Positron emission tomography (PET) and computed tomography (CT)-based response assessments were conducted after the fourth nivolumab dose (ie, after the second N-AVD cycle in the concomitant group) and after the end of systemic treatment. Another CT-based restaging was scheduled for 4 to 6 weeks after completion of IS-RT. In case of residual lesions that had not been considered negative on PET results in an earlier restaging, another PET/CT was scheduled for 3 months after the end of IS-RT. Response assessment was completed centrally by a multidisciplinary panel of experts from medical oncology, nuclear medicine, and radiation oncology. Response criteria were adapted from 2007 International Working Group criteria (eMethods 1 in Supplement 1). An independent data-monitoring board reviewed data on a regular basis.

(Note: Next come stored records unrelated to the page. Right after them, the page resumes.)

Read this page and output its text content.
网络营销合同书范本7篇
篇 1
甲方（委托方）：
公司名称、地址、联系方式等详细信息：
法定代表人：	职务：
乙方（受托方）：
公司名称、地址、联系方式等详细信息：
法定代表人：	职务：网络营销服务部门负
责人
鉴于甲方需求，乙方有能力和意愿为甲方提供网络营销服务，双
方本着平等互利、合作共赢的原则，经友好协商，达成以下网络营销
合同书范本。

The primary end point of this study was the CR rate after end of study treatment, including systemic treatment with nivolumab and AVD and IS-RT, if performed. Treatment-related morbidity was analyzed as a key secondary end point; this was defined as any organ-related AE in the categories cardiac, gastrointestinal, hepatobiliary, nervous system, kidney and urinary, respiratory, thoracic and mediastinal disorders of Common Terminology Criteria for Adverse Events (CTCAE) grade 3 or 4, or anemia, thrombocytopenia, or infection of CTCAE grade 4. Further secondary end points included PFS (defined as the time from randomization until progression, relapse, or death from any cause, or censored at the date of last information on the disease status), overall survival (OS; defined as time from randomization until death from any cause, or censored at the date of last information on the patient being alive), early response to systemic therapy, and treatment-related AEs of CTCAE grades 3 and 4.

The primary objective of this study was to demonstrate the efficacy of the 2 treatment strategies. The Consolidated Standards of Reporting Trials (CONSORT) reporting guidelines were followed. The 2 independent treatment groups were analyzed separately. The trial was designed to exclude a CR rate of 80% or less via a 2-sided 95% CI with a power of 90% for each treatment group, assuming the true CR rates were around 95%. Patients with severe protocol deviations (ie, inclusion criteria violation or fewer than 3 full cycles of AVD or fewer than 4 doses of nivolumab, unless owing to progressive disease) were not eligible for the primary end point analysis. We recruited 110 patients to perform the primary end point analysis with at least 48 eligible patients per treatment group. Except for the primary end point, all analyses were completed according to the intention-to-treat principle. We analyzed secondary end points descriptively, using the Kaplan-Meier method for time-to-event end points. We preplanned exploratory subgroup analyses for the primary end point in the pooled treatment groups and for early response to nivolumab in the sequential treatment group using univariate logistic regression. Subgroups were defined by potentially relevant clinical characteristics, such as sex, body mass index, a white-blood cell/eosinophil risk score,¹⁸ vitamin D deficiency,¹⁹ administration of corticosteroid prophylaxis, from start of study therapy, and highest CTCAE grade. We used SAS, version 9.4 (SAS Institute) for all analyses.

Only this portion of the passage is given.